The walls of Hill Fort Palace are rugged, with the peeling paint making an unintended mosaic of patterns. Long after it ceased to be a luxury palace hotel, the place is now open, hosting a one-of-its-kind art event — Inbox — as part of Ramaniyam 2015.
Ramaniyam is a tribute to late art patron and founder of Shrishti Art Gallery, Remani Nambiar, and has 81 artists, both established and new, coming together to focus on ‘disposable culture’ by drawing attention to the dimensions of consumerism.
Through an assortment of three-dimensional sculptures and installations by artists, curator George Martin makes us ponder over the short life span of things we consume — products used and discarded in daily lives — and establishes the connect between consumerism and self-worth that emerges from materialistic pursuits.
The market place is a doubled-edged sword from which there seems to be no escape, as consumer durables are designed to become obsolete and replaced, contributing to e-waste.
In fact, some of the sculptures use discarded pieces of letters of a keyboard and USB drives to highlight the state of things.
One of Valay Shende’s metal sculptures, reminiscent of what he exhibited earlier at India Art Fair, has hundreds of coin-sized metal pieces bearing faces of people lost in the sea of consumerism.
Bose Krishnamachari presents his own interpretation of the ‘found object’ technique made popular by Marcel Duchamp in an installation that showcases 108 stoles bearing proverbs written in both English and Malayalam.
Eager to see the reception of this new installation, which marks his return to installation art five years after he got busy with the Kochi Biennale, Krishnamachari points at the contradictions at play: “Each of these stoles is wearable, carrying the proverb with it. But the installation as a whole only has to be observed. It ceases to be wearable art when you look at 108 stoles as a whole. And I chose the number 108 for its spiritual significance,” he says.
Ramaniyam displays works by the country’s well known contemporary artists including Laxma Goud, Debanjan Roy, Riyas Komu, T.V. Santosh and Manohar Chiluveru among others. Inbox spreads across the corridors and spacious interiors of the Hill Fort Palace, which itself narrates a story of consumerism.
The exhibits are open to public viewing till November 21; 11 a.m. to 6 p.m. at Hill Fort Palace (erstwhile Ritz), Adarsh Nagar.
Convergence: Our Sacred Space
Our Sacred Space, Secunderabad, is celebrating its third anniversary with Convergence, which brings together art works from Odisha Modern Art Gallery and a photography exhibition. The exhibition featured works of Tarakant Parida, R.N. Sahoo, Manas Das, Preeti Dhanuka, Lipishree Nayak, along with that of city-based artists Pavan Kumar, Sweta Chandra, Yusus Aidroos, Karthik, Saakshi and Sade Adiseshaiah.

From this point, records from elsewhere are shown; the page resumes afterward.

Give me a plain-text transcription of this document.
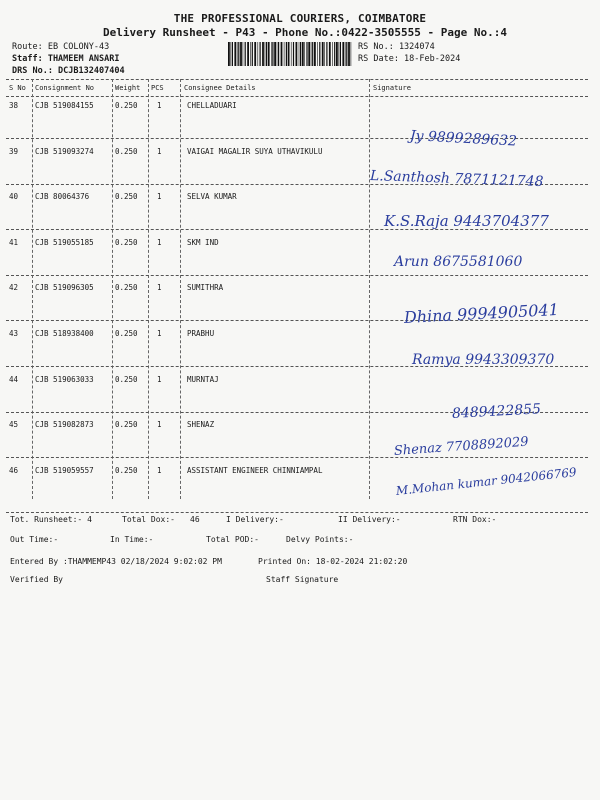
THE PROFESSIONAL COURIERS, COIMBATORE
Delivery Runsheet - P43 - Phone No.:0422-3505555 - Page No.:4
Route: EB COLONY-43
Staff: THAMEEM ANSARI
DRS No.: DCJB132407404
RS No.: 1324074
RS Date: 18-Feb-2024
S No Consignment No	Weight PCS	Consignee Details	Signature
38 CJB 519084155	0.250	1	CHELLADUARI
Jy 9899289632
39 CJB 519093274	0.250	1	VAIGAI MAGALIR SUYA UTHAVIKULU
L.Santhosh 7871121748
40 CJB 80064376	0.250	1	SELVA KUMAR
K.S.Raja 9443704377
41 CJB 519055185	0.250	1	SKM IND
Arun 8675581060
42 CJB 519096305	0.250	1	SUMITHRA
Dhina 9994905041
43 CJB 518938400	0.250	1	PRABHU
Ramya 9943309370
44 CJB 519063033	0.250	1	MURNTAJ
8489422855
45 CJB 519082873	0.250	1	SHENAZ
Shenaz 7708892029
46 CJB 519059557	0.250	1	ASSISTANT ENGINEER CHINNIAMPAL	M.Mohan kumar 9042066769
Tot. Runsheet:- 4	Total Dox:- 46	I Delivery:-	II Delivery:-	RTN Dox:-
Out Time:-	In Time:-	Total POD:-	Delvy Points:-
Entered By :THAMMEMP43 02/18/2024 9:02:02 PM	Printed On: 18-02-2024 21:02:20
Verified By	Staff Signature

On view till November 8 at the same venue is a collection of prints of photographs by
Saurabh Chatterjee. The exhibition features photographs shot by Saurabh in the last decade, particularly from his travels across the country. Saurabh’s lenses capture a farmer taking a break in Araku Valley to the misty terrain of Ladakh to the landscape dotted with blue homes in Jodhpur.
New utterances: Daira
‘New Utterances: Art of a Dynamic Generation’ juxtaposes paintings by established and new artists who seek to push the realms of art. The exhibition at Daira Centre for Arts and Cultures primarily focuses on works of artists from Hyderabad who have tried to break free of set norms in the art fraternity. Pavan Kumar. D, for instance, depicts everyday objects from the kitchen in a hyper-realistic manner; Bolgum Nagesh Goud reinterprets faces from mythology with a contemporary edge; Jaya Baheti borrows cultural symbols from the rural life; Tailor Srinivas presents snapshots of rural life with deep, vibrant-hued canvases and G. Ramakrishna’s set of small, abstract paintings reflect life in an urban space.

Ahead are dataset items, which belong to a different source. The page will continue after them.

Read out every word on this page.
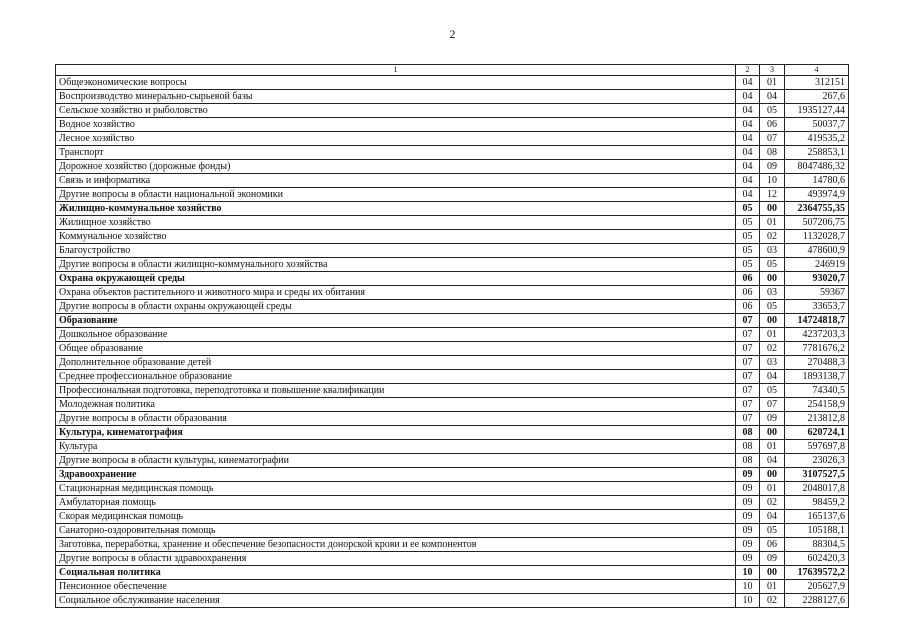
2
1	2	3	4
Общеэкономические вопросы	04	01	312151
Воспроизводство минерально-сырьевой базы	04	04	267,6
Сельское хозяйство и рыболовство	04	05	1935127,44
Водное хозяйство	04	06	50037,7
Лесное хозяйство	04	07	419535,2
Транспорт	04	08	258853,1
Дорожное хозяйство (дорожные фонды)	04	09	8047486,32
Связь и информатика	04	10	14780,6
Другие вопросы в области национальной экономики	04	12	493974,9
Жилищно-коммунальное хозяйство	05	00	2364755,35
Жилищное хозяйство	05	01	507206,75
Коммунальное хозяйство	05	02	1132028,7
Благоустройство	05	03	478600,9
Другие вопросы в области жилищно-коммунального хозяйства	05	05	246919
Охрана окружающей среды	06	00	93020,7
Охрана объектов растительного и животного мира и среды их обитания	06	03	59367
Другие вопросы в области охраны окружающей среды	06	05	33653,7
Образование	07	00	14724818,7
Дошкольное образование	07	01	4237203,3
Общее образование	07	02	7781676,2
Дополнительное образование детей	07	03	270488,3
Среднее профессиональное образование	07	04	1893138,7
Профессиональная подготовка, переподготовка и повышение квалификации	07	05	74340,5
Молодежная политика	07	07	254158,9
Другие вопросы в области образования	07	09	213812,8
Культура, кинематография	08	00	620724,1
Культура	08	01	597697,8
Другие вопросы в области культуры, кинематографии	08	04	23026,3
Здравоохранение	09	00	3107527,5
Стационарная медицинская помощь	09	01	2048017,8
Амбулаторная помощь	09	02	98459,2
Скорая медицинская помощь	09	04	165137,6
Санаторно-оздоровительная помощь	09	05	105188,1
Заготовка, переработка, хранение и обеспечение безопасности донорской крови и ее компонентов	09	06	88304,5
Другие вопросы в области здравоохранения	09	09	602420,3
Социальная политика	10	00	17639572,2
Пенсионное обеспечение	10	01	205627,9
Социальное обслуживание населения	10	02	2288127,6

New Utterances is on view till November 15.
Floral feast: Aalankritha
The gallery has on display floral arrangements by members of Ikebana International Hyderabad Chapter, complementing the paintings of Udaya Chiluveru. Udaya borrows the ornate method of highlighting a on a canvas, a technique used by artists in Tanjore, and superimposes images of Ganesha, Krishna and goddesses with floral motifs.
Despite the ornate gold highlights on mythological figures, she subdues them and lets the flowers override the images.